I’m sure, proud mothers everywhere, you know what I mean when I admit that as he walked onto that stage in his mortar board and gown, I wanted to stand up and shriek: that one - that tall, handsome one there; he’s MINE!

At that moment I felt like a sage old gardener whose lovingly-tended, carefully nurtured giant marrow had won a county show first.

You can’t help it; you look at your creation, all grown up and finally at his peak and you think: I MADE that. How clever am I?

At these graduation ceremonies, there really should be a Mothers Moment; a brief pause in proceedings when all the mums are invited to their feet, press their hankies to their mascara-stained cheeks and receive a colossal round of applause for producing goods officially certified as premium quality.

But I made do by joining in the rousing cheer that unexpectedly burst forth from his dad - a man not given to outward displays of emotion.
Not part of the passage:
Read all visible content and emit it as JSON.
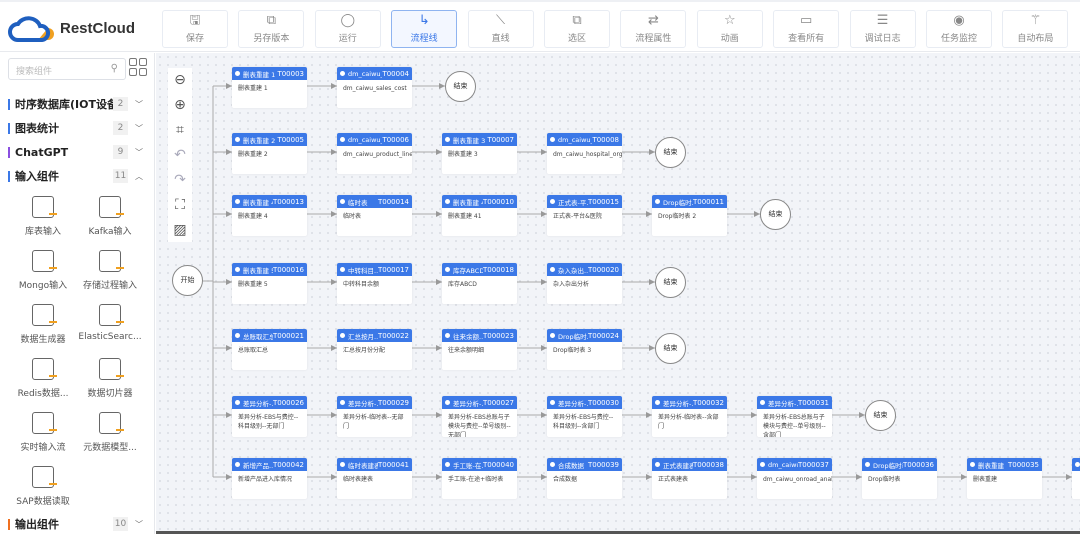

It was cathartic, after hours watching hundreds of other people’s pride and joys have their moment. We’d watched him get closer, felt his nerves from 200 feet, had almost done a thumbs-up as one of the female organisers read my mind, straightened the gown slouching off his shoulders and righted the cap he’d rakishly tilted backwards, then rejoiced that finally there he was, striding manfully to his future.

There was a hint of a limp as he made those symbolic steps. Just the day before I was at A&E with him, waiting to find out if he’d broken his ankle playing football (funny how he still needs me and my metaphorical Elastoplast).

Luckily it was only ligament damage, but he left on crutches and his graduation day seemed destined to be reliant on them.

Come the morning, though, he determinedly cast them aside, dosed up on his gran’s high-strength anti-inflammatories and stood on his own two feet - in agony, but a man in agony.

Chuffed as I was of him, though, I was desperately proud of our odd little family. We were a strange bunch: my mother and the man she left my father for - now a loved step-father and surrogate grandfather; my ex husband and I, plus our new partners who listened happily as we reminisced about times enjoyed long before we knew of their existence.

We have all been adult enough - and love that lad enough - to put him first and let bygones to be bygones. Which is a lesson more valuable than you can ever teach at university.